Kabar duka tersebut dibenarkan Sekretaris Jenderal Partai Golkar M Sarmuji.
"Ya. Informasi yang saya terima begitu," kata Sarmuji.
Jenazah direncanakan dipulangkan ke Palembang untuk dimakamkan. Kepergiannya meninggalkan jejak panjang dalam pemerintahan dan pembangunan di Sumatera Selatan.
H Alex Noerdin mengawali karier sebagai pegawai negeri sipil (PNS) di Bappeda Provinsi Sumatera Selatan pada 1981. Dia kemudian menjabat Kasi Perhubungan dan Pariwisata serta Pj Kabid Fisik Sarana pada periode 1983–1988.
Pada 1989, dia dipercaya menjadi Kepala Cabang Dinas Pariwisata Palembang dan Musi Banyuasin. Setahun kemudian, dia menjabat Kepala Dinas Pariwisata Palembang, lalu pada 1999 menjadi Kepala Dinas Pariwisata Provinsi Sumatera Selatan.
Masih pada 1999, dia diangkat sebagai Sekretaris Daerah (Sekda) Musi Banyuasin. Karier politiknya semakin menguat setelah terpilih sebagai Bupati Musi Banyuasin periode 2001–2006 dan kembali menjabat untuk periode 2007–2012.
Pada 2008, dia mengundurkan diri sebagai bupati untuk maju dalam Pemilihan Gubernur Sumatera Selatan. Dia terpilih dan menjabat sebagai Gubernur Sumatera Selatan selama dua periode, yakni 2008–2013 dan 2013–2018.

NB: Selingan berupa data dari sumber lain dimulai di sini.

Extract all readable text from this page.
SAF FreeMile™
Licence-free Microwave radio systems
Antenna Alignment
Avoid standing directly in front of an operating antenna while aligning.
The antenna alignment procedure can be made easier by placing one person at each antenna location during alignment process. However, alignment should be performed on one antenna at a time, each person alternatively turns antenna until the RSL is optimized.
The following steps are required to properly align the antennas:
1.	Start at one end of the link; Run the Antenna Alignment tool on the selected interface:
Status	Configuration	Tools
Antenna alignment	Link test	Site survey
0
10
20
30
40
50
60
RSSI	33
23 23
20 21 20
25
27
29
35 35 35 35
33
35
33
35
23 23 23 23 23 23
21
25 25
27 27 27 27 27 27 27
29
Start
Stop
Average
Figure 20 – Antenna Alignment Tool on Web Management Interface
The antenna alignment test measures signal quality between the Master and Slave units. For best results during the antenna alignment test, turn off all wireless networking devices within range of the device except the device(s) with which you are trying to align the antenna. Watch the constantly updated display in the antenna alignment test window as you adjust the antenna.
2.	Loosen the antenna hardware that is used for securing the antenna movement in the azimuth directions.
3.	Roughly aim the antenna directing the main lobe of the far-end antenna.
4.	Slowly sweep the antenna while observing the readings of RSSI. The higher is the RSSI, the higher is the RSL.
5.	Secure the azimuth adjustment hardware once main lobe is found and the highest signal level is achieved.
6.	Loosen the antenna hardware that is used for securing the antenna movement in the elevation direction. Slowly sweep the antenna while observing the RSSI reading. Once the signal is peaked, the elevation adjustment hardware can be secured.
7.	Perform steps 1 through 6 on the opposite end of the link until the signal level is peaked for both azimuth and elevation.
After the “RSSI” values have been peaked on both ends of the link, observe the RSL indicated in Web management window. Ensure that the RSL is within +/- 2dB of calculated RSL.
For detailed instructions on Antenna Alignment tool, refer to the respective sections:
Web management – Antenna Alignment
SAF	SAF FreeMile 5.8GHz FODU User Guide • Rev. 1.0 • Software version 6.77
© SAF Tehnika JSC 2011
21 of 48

Setelah menyelesaikan masa jabatannya sebagai gubernur, dia tercatat sebagai anggota DPR RI dari daerah pemilihan Sumatera Selatan II.

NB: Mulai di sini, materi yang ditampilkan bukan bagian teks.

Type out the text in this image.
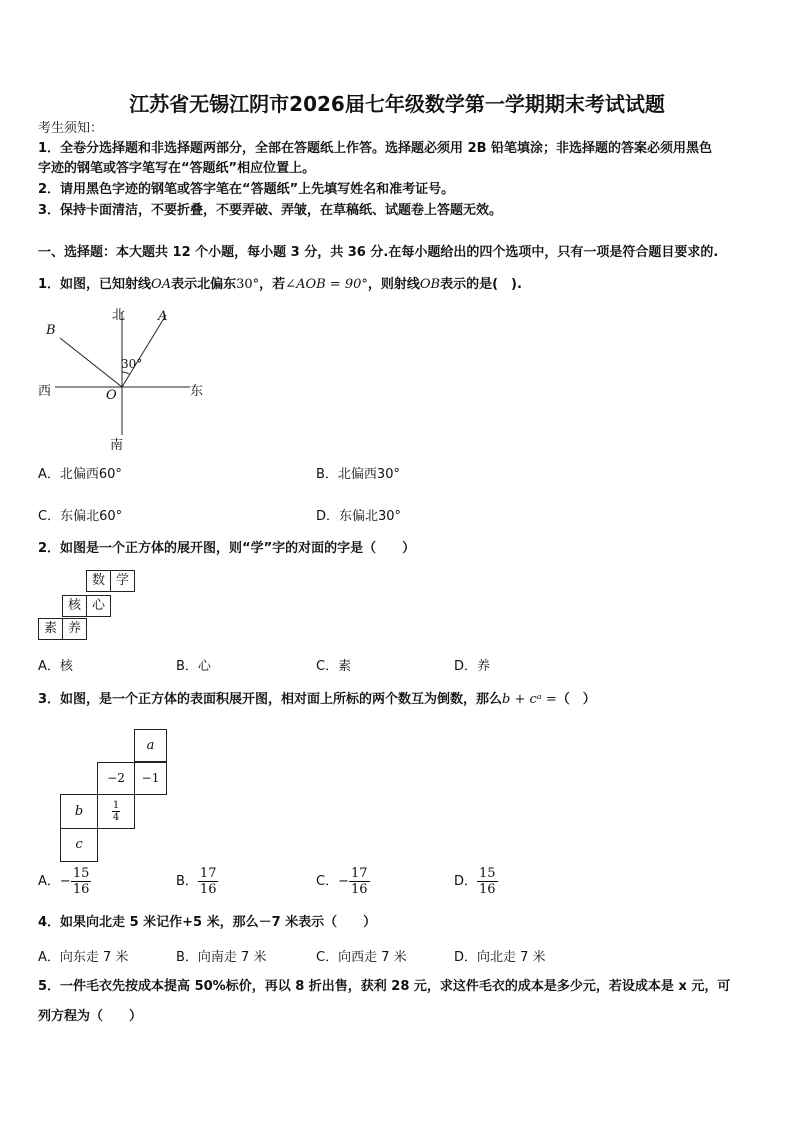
江苏省无锡江阴市2026届七年级数学第一学期期末考试试题
考生须知：
1．全卷分选择题和非选择题两部分，全部在答题纸上作答。选择题必须用 2B 铅笔填涂；非选择题的答案必须用黑色
字迹的钢笔或答字笔写在“答题纸”相应位置上。
2．请用黑色字迹的钢笔或答字笔在“答题纸”上先填写姓名和准考证号。
3．保持卡面清洁，不要折叠，不要弄破、弄皱，在草稿纸、试题卷上答题无效。
一、选择题：本大题共 12 个小题，每小题 3 分，共 36 分.在每小题给出的四个选项中，只有一项是符合题目要求的.
1．如图，已知射线OA表示北偏东30°，若∠AOB = 90°，则射线OB表示的是(　).
北
南
西	东
A
B
O
30°
A．北偏西60°	B．北偏西30°
C．东偏北60°	D．东偏北30°
2．如图是一个正方体的展开图，则“学”字的对面的字是（　　）
数 学
核 心
素 养
A．核	B．心	C．素	D．养
3．如图，是一个正方体的表面积展开图，相对面上所标的两个数互为倒数，那么b + cᵃ =（　）
a
−2	−1
b	1
4
c
A．− $\frac{15}{16}$	B． $\frac{17}{16}$	C．− $\frac{17}{16}$	D． $\frac{15}{16}$
4．如果向北走 5 米记作+5 米，那么－7 米表示（　　）
A．向东走 7 米	B．向南走 7 米	C．向西走 7 米	D．向北走 7 米
5．一件毛衣先按成本提高 50%标价，再以 8 折出售，获利 28 元，求这件毛衣的成本是多少元，若设成本是 x 元，可
列方程为（　　）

Salah satu warisan paling dikenal dari Alex Noerdin adalah program sekolah gratis dan berobat gratis. Gagasan tersebut pertama kali diterapkan saat dia menjabat Bupati Musi Banyuasin.

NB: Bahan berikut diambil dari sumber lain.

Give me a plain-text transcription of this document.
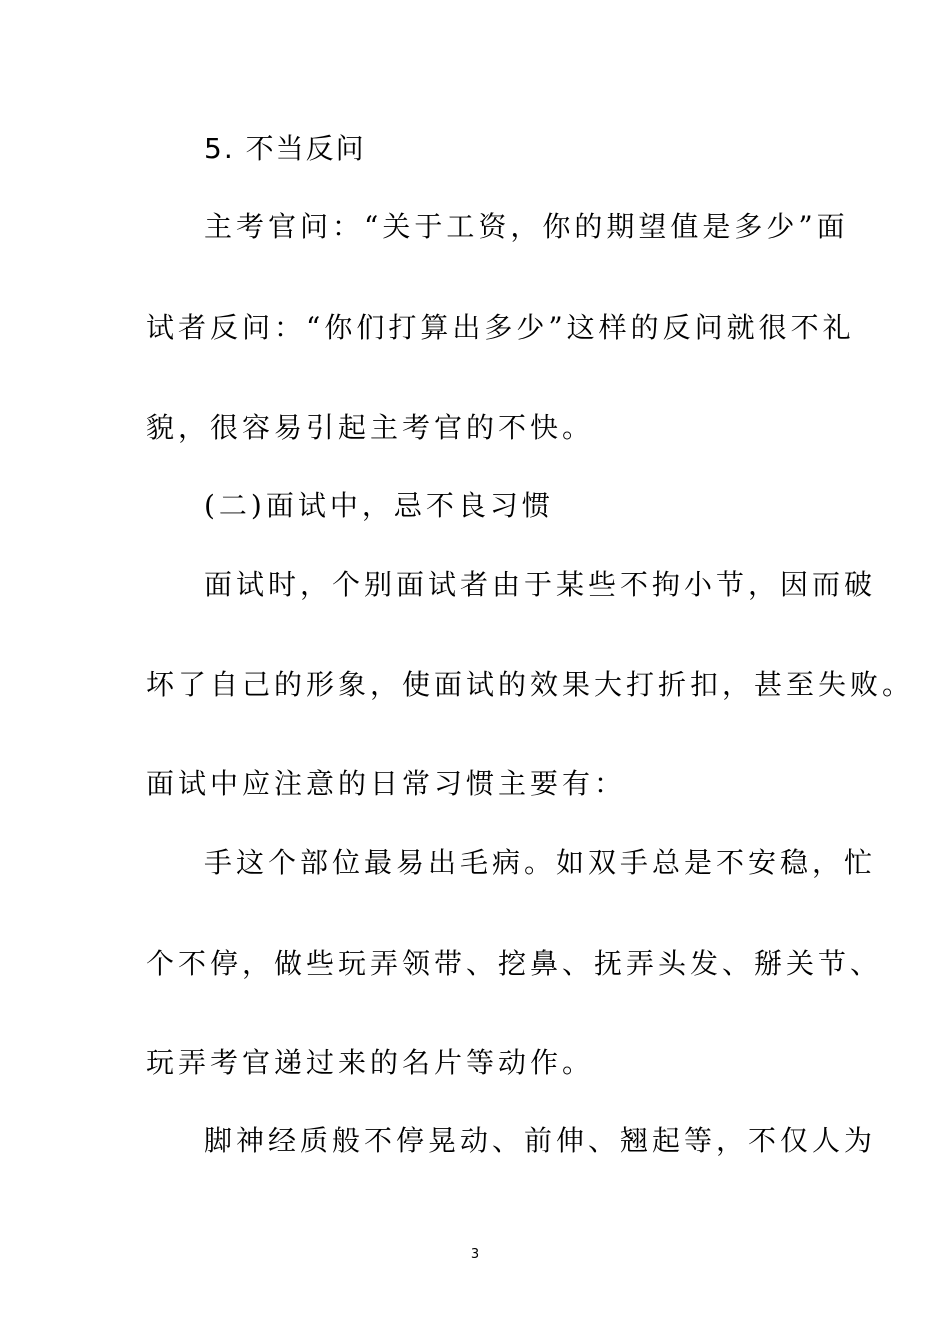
5. 不当反问
主考官问：“关于工资，你的期望值是多少”面
试者反问：“你们打算出多少”这样的反问就很不礼
貌，很容易引起主考官的不快。
(二)面试中，忌不良习惯
面试时，个别面试者由于某些不拘小节，因而破
坏了自己的形象，使面试的效果大打折扣，甚至失败。
面试中应注意的日常习惯主要有：
手这个部位最易出毛病。如双手总是不安稳，忙
个不停，做些玩弄领带、挖鼻、抚弄头发、掰关节、
玩弄考官递过来的名片等动作。
脚神经质般不停晃动、前伸、翘起等，不仅人为
3
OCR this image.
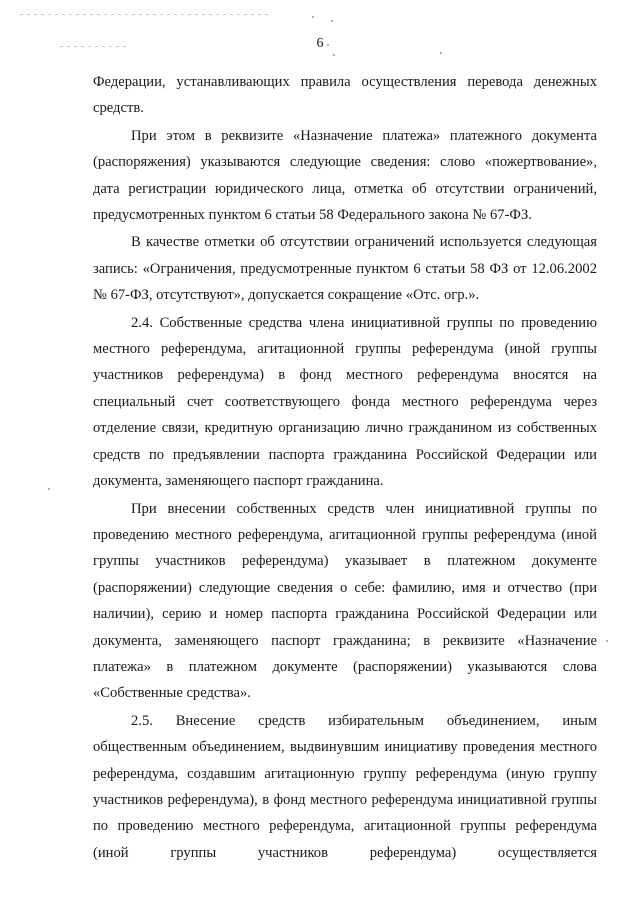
6

Федерации, устанавливающих правила осуществления перевода денежных средств.

При этом в реквизите «Назначение платежа» платежного документа (распоряжения) указываются следующие сведения: слово «пожертвование», дата регистрации юридического лица, отметка об отсутствии ограничений, предусмотренных пунктом 6 статьи 58 Федерального закона № 67-ФЗ.

В качестве отметки об отсутствии ограничений используется следующая запись: «Ограничения, предусмотренные пунктом 6 статьи 58 ФЗ от 12.06.2002 № 67-ФЗ, отсутствуют», допускается сокращение «Отс. огр.».

2.4. Собственные средства члена инициативной группы по проведению местного референдума, агитационной группы референдума (иной группы участников референдума) в фонд местного референдума вносятся на специальный счет соответствующего фонда местного референдума через отделение связи, кредитную организацию лично гражданином из собственных средств по предъявлении паспорта гражданина Российской Федерации или документа, заменяющего паспорт гражданина.

При внесении собственных средств член инициативной группы по проведению местного референдума, агитационной группы референдума (иной группы участников референдума) указывает в платежном документе (распоряжении) следующие сведения о себе: фамилию, имя и отчество (при наличии), серию и номер паспорта гражданина Российской Федерации или документа, заменяющего паспорт гражданина; в реквизите «Назначение платежа» в платежном документе (распоряжении) указываются слова «Собственные средства».

2.5. Внесение средств избирательным объединением, иным общественным объединением, выдвинувшим инициативу проведения местного референдума, создавшим агитационную группу референдума (иную группу участников референдума), в фонд местного референдума инициативной группы по проведению местного референдума, агитационной группы референдума (иной группы участников референдума) осуществляется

Program itu kemudian diperluas ke tingkat provinsi ketika dia menjadi Gubernur Sumatera Selatan. Kebijakan tersebut ditujukan untuk meningkatkan akses pendidikan dan layanan kesehatan bagi masyarakat.
Program sekolah gratis memungkinkan siswa di Sumatera Selatan memperoleh pendidikan tanpa pungutan biaya tertentu. Sementara program berobat gratis memberikan akses layanan kesehatan bagi warga yang membutuhkan.
Selain itu, pada masa kepemimpinannya, Sumatera Selatan juga menjadi tuan rumah berbagai ajang nasional dan internasional. Pemerintah provinsi saat itu mendorong pembangunan infrastruktur pendukung olahraga dan transportasi.
Berdasarkan Laporan Harta Kekayaan Penyelenggara Negara (LHKPN), total kekayaan yang pernah dilaporkan mencapai sekitar Rp20 miliar. Aset tersebut berupa tanah dan bangunan yang sebagian besar berada di Palembang dan Musi Banyuasin.
Kepergian Alex Noerdin menutup perjalanan panjang seorang birokrat dan politisi yang berkiprah lebih dari tiga dekade. Profil dan warisan Alex Noerdin, terutama program sekolah dan berobat gratis, menjadi bagian dari catatan sejarah pembangunan Sumsel.